Rolling 1.31.0-wmf.30 out to group1 wikis caused the mediawiki error rate to climb, mostly due to this warning in the CirrusSearch channel
Description
Details
Status | Subtype | Assigned | Task | ||
---|---|---|---|---|---|
Resolved | Release | thcipriani | T183969 1.31.0-wmf.30 deployment blockers | ||
Resolved | PRODUCTION ERROR | dcausse | T192609 Search backend error during sending {numBulk} documents to the {index} index(s) after {tookMs}: {error_message} |
Event Timeline
The error message seems to be mostly of the form:
/somewiki_type_1234567/page/54321 caused failed to execute script
This is likely related to https://gerrit.wikimedia.org/r/#/q/If61bd58065b45ccfb1542f4f81409b8c21160d17, which was to resolve T191024
Change 427827 had a related patch set uploaded (by EBernhardson; owner: EBernhardson):
[mediawiki/extensions/CirrusSearch@master] Revert "Convert ElasticaWrite job to use json compatible params"
Having a hard time reproducing directly, although i am seeing semi-regular occurrences on mediawiki.org. For reference this isn't only limited to page type, i've seen logs for archive as well. It's some sort of generic problem but elasticsearch isn't logging any errors, and mediawiki isn't logging any useful errors. Will need to revisit what is logged on the mediawiki side after figuring out what should have been logged here.
I think I could reproduce locally :
[_response:protected] => Array ( [_index] => cirrustestwiki_content_1524217213 [_type] => page [_id] => 340 [status] => 400 [error] => Array ( [type] => illegal_argument_exception [reason] => failed to execute script [caused_by] => Array ( [type] => class_cast_exception [reason] => java.base/java.util.ArrayList cannot be cast to java.base/java.util.Map ) ) )
I can only trigger this if I setup two elastic clusters and it's always the last one that fails.
I believe that since the noop handlers is emptied by the first run on the first cluster we send an empty array that is probably materialized as a json array (instead of empty object) causing the cast failure in the extra plugin code:
Map<String, String> detectorConfigs = (Map<String, String>) params.get("handlers");
I think we should duplicate the doc prior to making any change to it so that the second pass for codfw runs exactly with the same data as eqiad.
Change 427893 had a related patch set uploaded (by DCausse; owner: DCausse):
[mediawiki/extensions/CirrusSearch@master] Do not propagate Elastica doc modifications out of DataSender
Change 427827 abandoned by EBernhardson:
Revert "Convert ElasticaWrite job to use json compatible params"
Reason:
turned out to not be this patch causing problems.

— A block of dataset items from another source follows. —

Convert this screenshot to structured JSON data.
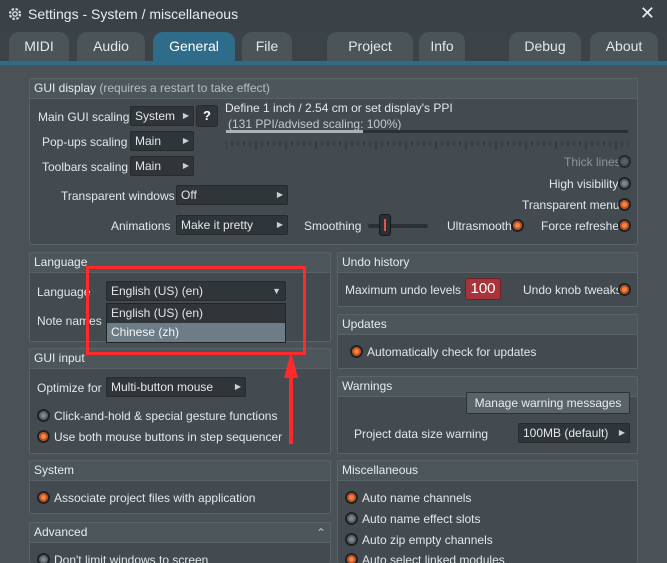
{
  "window": {
    "title": "Settings - System / miscellaneous",
    "close_label": "✕"
  },
  "tabs": [
    {
      "label": "MIDI"
    },
    {
      "label": "Audio"
    },
    {
      "label": "General"
    },
    {
      "label": "File"
    },
    {
      "label": "Project"
    },
    {
      "label": "Info"
    },
    {
      "label": "Debug"
    },
    {
      "label": "About"
    }
  ],
  "gui_display": {
    "header": "GUI display",
    "header_note": " (requires a restart to take effect)",
    "main_scaling_label": "Main GUI scaling",
    "main_scaling_value": "System",
    "help_button": "?",
    "define_text": "Define 1 inch / 2.54 cm or set display's PPI",
    "ppi_text": "(131 PPI/advised scaling: 100%)",
    "ppi_progress": 0.34,
    "popups_label": "Pop-ups scaling",
    "popups_value": "Main",
    "toolbars_label": "Toolbars scaling",
    "toolbars_value": "Main",
    "transparent_windows_label": "Transparent windows",
    "transparent_windows_value": "Off",
    "animations_label": "Animations",
    "animations_value": "Make it pretty",
    "smoothing_label": "Smoothing",
    "ultrasmooth_label": "Ultrasmooth",
    "thick_lines_label": "Thick lines",
    "high_visibility_label": "High visibility",
    "transparent_menus_label": "Transparent menus",
    "force_refreshes_label": "Force refreshes"
  },
  "language": {
    "header": "Language",
    "language_label": "Language",
    "language_value": "English (US) (en)",
    "note_label": "Note names",
    "options": [
      "English (US) (en)",
      "Chinese (zh)"
    ],
    "highlighted_option": "Chinese (zh)"
  },
  "gui_input": {
    "header": "GUI input",
    "optimize_label": "Optimize for",
    "optimize_value": "Multi-button mouse",
    "click_hold_label": "Click-and-hold & special gesture functions",
    "both_buttons_label": "Use both mouse buttons in step sequencer"
  },
  "system": {
    "header": "System",
    "associate_label": "Associate project files with application"
  },
  "advanced": {
    "header": "Advanced",
    "collapse_glyph": "⌃",
    "dont_limit_label": "Don't limit windows to screen"
  },
  "undo_history": {
    "header": "Undo history",
    "max_levels_label": "Maximum undo levels",
    "max_levels_value": "100",
    "knob_tweaks_label": "Undo knob tweaks"
  },
  "updates": {
    "header": "Updates",
    "auto_check_label": "Automatically check for updates"
  },
  "warnings": {
    "header": "Warnings",
    "manage_button": "Manage warning messages",
    "project_size_label": "Project data size warning",
    "project_size_value": "100MB (default)"
  },
  "miscellaneous": {
    "header": "Miscellaneous",
    "items": [
      "Auto name channels",
      "Auto name effect slots",
      "Auto zip empty channels",
      "Auto select linked modules"
    ]
  },
  "colors": {
    "accent_tab": "#2e6c8a",
    "led_on": "#f2864a",
    "annotation_red": "#ff2a2a",
    "undo_box": "#a9333a"
  }
}
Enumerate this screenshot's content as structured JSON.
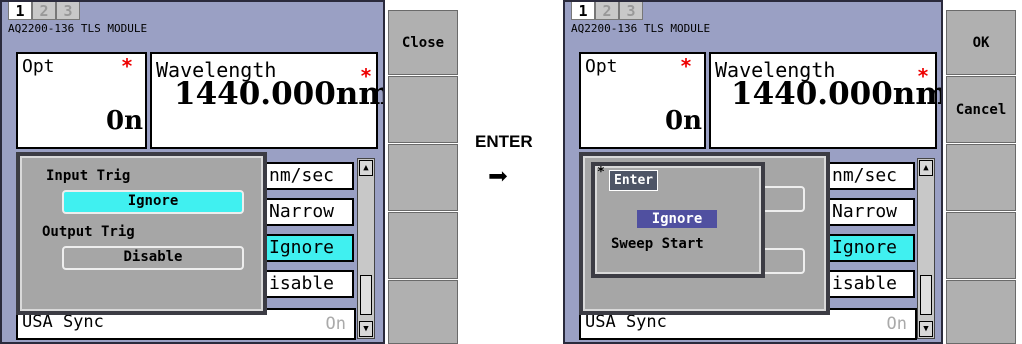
{
  "tabs": [
    "1",
    "2",
    "3"
  ],
  "module_name": "AQ2200-136 TLS MODULE",
  "opt_label": "Opt",
  "opt_value": "0n",
  "star": "*",
  "wavelength_label": "Wavelength",
  "wavelength_value": "1440.000nm",
  "rows": [
    "nm/sec",
    "Narrow",
    "Ignore",
    "isable"
  ],
  "usa_sync_label": "USA Sync",
  "usa_sync_value": "On",
  "left": {
    "side_buttons": [
      "Close"
    ],
    "dialog": {
      "input_trig_label": "Input Trig",
      "input_trig_value": "Ignore",
      "output_trig_label": "Output Trig",
      "output_trig_value": "Disable"
    }
  },
  "arrow_label": "ENTER",
  "right": {
    "side_buttons": [
      "OK",
      "Cancel"
    ],
    "popup": {
      "mark": "*",
      "title": "Enter",
      "options": [
        "Ignore",
        "Sweep Start"
      ],
      "selected": "Ignore"
    }
  },
  "colors": {
    "screen_bg": "#9aa0c4",
    "highlight_cyan": "#40f0f0",
    "selected_option_bg": "#5050a0",
    "star_red": "#e00000"
  },
  "icons": {
    "scroll_up": "▲",
    "scroll_down": "▼",
    "arrow": "➡"
  }
}
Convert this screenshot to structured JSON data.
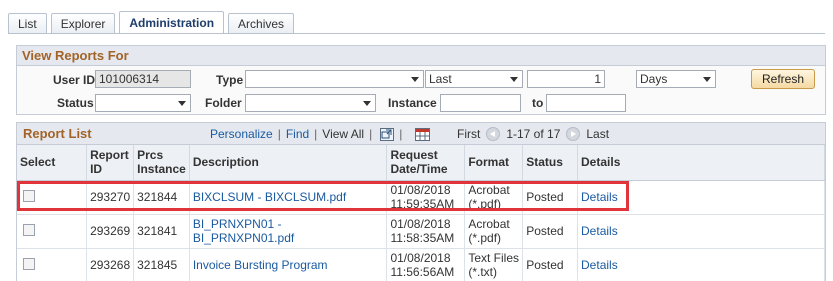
{
  "tabs": [
    {
      "label": "List"
    },
    {
      "label": "Explorer"
    },
    {
      "label": "Administration"
    },
    {
      "label": "Archives"
    }
  ],
  "view_reports": {
    "title": "View Reports For",
    "user_id_label": "User ID",
    "user_id_value": "101006314",
    "type_label": "Type",
    "type_value": "",
    "last_value": "Last",
    "count_value": "1",
    "unit_value": "Days",
    "refresh_label": "Refresh",
    "status_label": "Status",
    "status_value": "",
    "folder_label": "Folder",
    "folder_value": "",
    "instance_label": "Instance",
    "instance_from": "",
    "to_label": "to",
    "instance_to": ""
  },
  "report_list": {
    "title": "Report List",
    "personalize": "Personalize",
    "find": "Find",
    "view_all": "View All",
    "first": "First",
    "range": "1-17 of 17",
    "last": "Last",
    "columns": {
      "select": "Select",
      "report_id": "Report ID",
      "prcs_instance": "Prcs Instance",
      "description": "Description",
      "request_datetime": "Request Date/Time",
      "format": "Format",
      "status": "Status",
      "details": "Details"
    },
    "rows": [
      {
        "report_id": "293270",
        "prcs": "321844",
        "description": "BIXCLSUM - BIXCLSUM.pdf",
        "date": "01/08/2018",
        "time": "11:59:35AM",
        "format1": "Acrobat",
        "format2": "(*.pdf)",
        "status": "Posted",
        "details": "Details"
      },
      {
        "report_id": "293269",
        "prcs": "321841",
        "description": "BI_PRNXPN01 - BI_PRNXPN01.pdf",
        "date": "01/08/2018",
        "time": "11:58:35AM",
        "format1": "Acrobat",
        "format2": "(*.pdf)",
        "status": "Posted",
        "details": "Details"
      },
      {
        "report_id": "293268",
        "prcs": "321845",
        "description": "Invoice Bursting Program",
        "date": "01/08/2018",
        "time": "11:56:56AM",
        "format1": "Text Files",
        "format2": "(*.txt)",
        "status": "Posted",
        "details": "Details"
      }
    ]
  },
  "colors": {
    "section_title": "#a36326",
    "link": "#1a5aa0",
    "highlight": "#e0333a"
  }
}
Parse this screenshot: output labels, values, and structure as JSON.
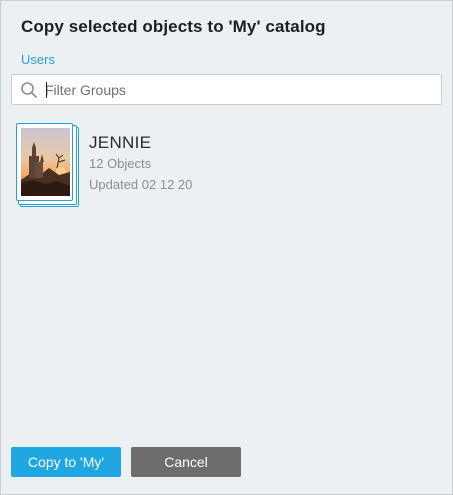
{
  "dialog": {
    "title": "Copy selected objects to 'My' catalog",
    "breadcrumb": "Users"
  },
  "search": {
    "placeholder": "Filter Groups",
    "value": "",
    "icon": "search-icon"
  },
  "groups": [
    {
      "name": "JENNIE",
      "count": "12 Objects",
      "updated": "Updated 02 12 20",
      "thumbnail_icon": "castle-sunset-image"
    }
  ],
  "buttons": {
    "copy_label": "Copy to 'My'",
    "cancel_label": "Cancel"
  },
  "colors": {
    "accent": "#1ea7e1",
    "link": "#2a9fd6",
    "cancel": "#6d6d6d",
    "background": "#edf0f3"
  }
}
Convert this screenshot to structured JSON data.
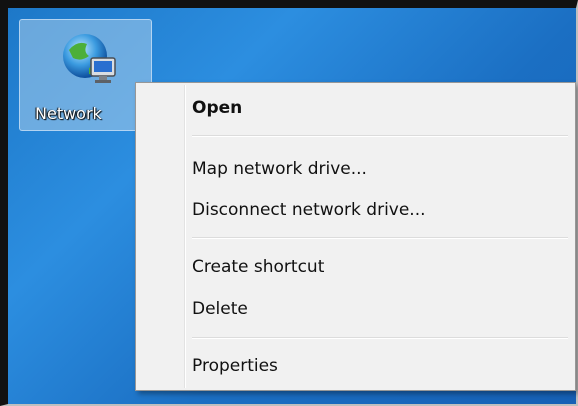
{
  "desktop": {
    "background_color": "#1d78c8",
    "icon": {
      "name": "network-icon",
      "label": "Network"
    }
  },
  "context_menu": {
    "items": [
      {
        "label": "Open",
        "bold": true
      },
      {
        "label": "Map network drive..."
      },
      {
        "label": "Disconnect network drive..."
      },
      {
        "label": "Create shortcut"
      },
      {
        "label": "Delete"
      },
      {
        "label": "Properties"
      }
    ]
  }
}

Looks like you all were able to recreate the issue \o/
Let me know if there are tests you'd like to run on the mwdebug servers that would be helpful for troubleshooting.
Change 427893 merged by jenkins-bot:
[mediawiki/extensions/CirrusSearch@master] Do not propagate Elastica doc modifications out of DataSender
Change 427927 had a related patch set uploaded (by DCausse; owner: DCausse):
[mediawiki/extensions/CirrusSearch@wmf/1.31.0-wmf.30] Do not propagate Elastica doc modifications out of DataSender
Change 427927 merged by jenkins-bot:
[mediawiki/extensions/CirrusSearch@wmf/1.31.0-wmf.30] Do not propagate Elastica doc modifications out of DataSender
Mentioned in SAL (#wikimedia-operations) [2018-04-20T16:44:42Z] <dcausse@tin> Synchronized php-1.31.0-wmf.30/extensions/CirrusSearch/: T192609: Do not propagate Elastica doc modifications out of DataSender (duration: 01m 34s)
Last error of this kind was at 2018-04-20T16:42:36 and could not see any other occurrence in logstash. The traffic is so low that it's perhaps too early to say it's fixed.
For reference the bug can be identified in logstash searching for "Search backend error during sending" AND "caused failed to execute script".
I'll check the logs a bit later and close the issue if nothing wrong shows up.